Vervoeren

Lang geleden bestond de bezorging van brood aan huis niet. Ordonnanties van 16e en 17e eeuwse bakkersgilden bepaalden dat bakkers hun waar wel mochten verkopen in hun winkel of op een bepaalde markt, maar ze mochten geen reclame maken, noch met woorden, noch met gebaren. Het valt niet met zekerheid te zeggen wanneer de eerste bestelling aan huis plaats vond. Vermoedelijk is dit ontstaan wegens de aangroei van de bevolking buiten de stadsmuren, maar ook de concurrentie tussen het alsmaar groeiend aantal bakkerijen zal wel meegespeeld hebben.
Broodmand


De broodmand is waarschijnlijk het eerste transportmiddel van brood geweest. De bakker of zijn knecht droegen die op het hoofd, de rug, de schouder of gewoon in de hand. Hoeveel broden namen ze erin mee? Twintig? Dertig? Let wel: de broden waren vroeger duidelijk kleiner dan de huidige. Ook de kruiwagen is wel voor broodvervoer in aanmerking gekomen.

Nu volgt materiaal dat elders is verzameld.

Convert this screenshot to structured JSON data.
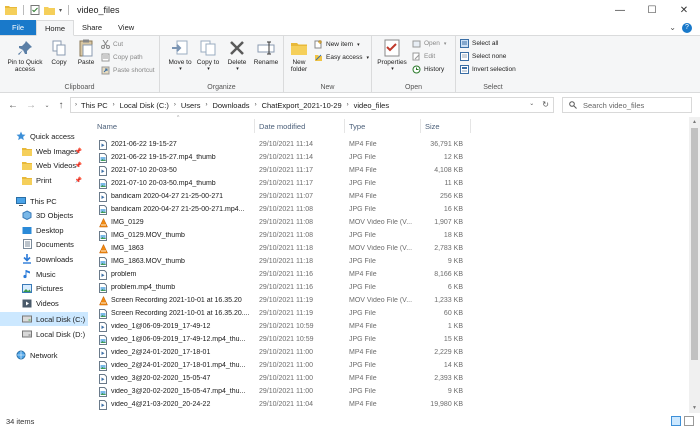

‘En als we het over transport hebben, dan kunnen we daarbij natuurlijk de leurder niet wegdenken’, aldus de Vlaming Walter Plaetinck in zijn boek De Glorie van het Brood. ‘De leurder is van alle tijden en alle plaatsen. Een Brussels schilder, Jean-Baptist Madou (1796- 1877), heeft hem nauwkeurig gadegeslagen en schitterend uitgebeeld. Speciaal de marktkramers hebben hem geïntrigeerd. Zo heeft hij eens een jonge koekenventer uitgebeeld, die in de omgeving van een markt, op een straathoek, zijn waar tracht aan de man te brengen.’ In de wintertijd, bij sneeuwval bij voorbeeld, werd ook wel eens een slee gebruikt. Daarop stonden twee broodmanden. De slede werd door honden getrokken, soms zelfs drie. Zo ging het nog tot in de jaren 1940-1950, toen men het strooien van zout nog niet kende en op de buitenwegen de sneeuw lang bleef liggen, tot groot vermaak van de jeugd en dikwijls tot last van de bejaarden. Omstreeks 1950-1960 groeide echter het verzet tegen het gebruik van de hond als trekdier. De veldwachter liet het soms wel oogluikend toe, maar op den duur was het niet langer mogelijk de wet te omzeilen. Thans behoren de triporteur, zowel met als zonder hond en de door een paard getrokken broodkar allang tot het verleden.’
Bakkerskar
Met de bakkerskar konden de bakker of zijn knecht flink wat voorraad meenemen. Er bestonden diverse modellen; er waren bakkerskarren van hout maar later ook van aluminium, soms met een klep van zeildoek. Sommige karren waren gebouwd met een apart compartiment voor het transporteren van beschuit. Je kreeg krachtige kuiten als je dagelijks je rondje fietste met een zwaar beladen kar. De komst van een gemotoriseerde kar was dan ook voor velen een opluchting. Ook kon men daardoor een grotere regio bestrijken.
Hondenkar
Er was geen keffertje of poedel maar een stevige bastaardhond voor nodig om een hondenkar te trekken. Behalve de groenteboer en de melkman maakte ook de bakker gebruik van dit transportmiddel. De hondenkar was min of meer de vervanger van de handkar die uitsluitend door menselijke kracht werd voortbewogen, een zwaar werkje met name als je over holle bruggen of over hobbelige wegen moest lopen. De kleine zitplaats op sommige hondenkarren liet geen bijrijder toe. De grotere karren werden vaak door twee honden getrokken die of vóór de kar of onder de kar waren aangelijnd. In Vlaanderen hing een belletje bovenin het tuig waarmee de hond was ingespannen. Hiermee werd de komst van de bakker van ver al aangekondigd.
Bakkersslee
Zelfs een strenge winter met bevroren wegen en rivieren kon een bakker er niet van weerhouden om zijn producten rond te brengen. In tegendeel zelfs: met behulp van diverse soorten en maten sleeën was het relatief eenvoudig om ook in de winterperiode de klanten te bedienen. De bakker kon zich zelf al steppend, met één voet op de slee, voortbewegen. Ook waren er bakkers die zich zittend en met prikstokken voortduwden. De slee in het Nederlands Bakkerijmuseum komt uit Duitsland en werd door een paard getrokken.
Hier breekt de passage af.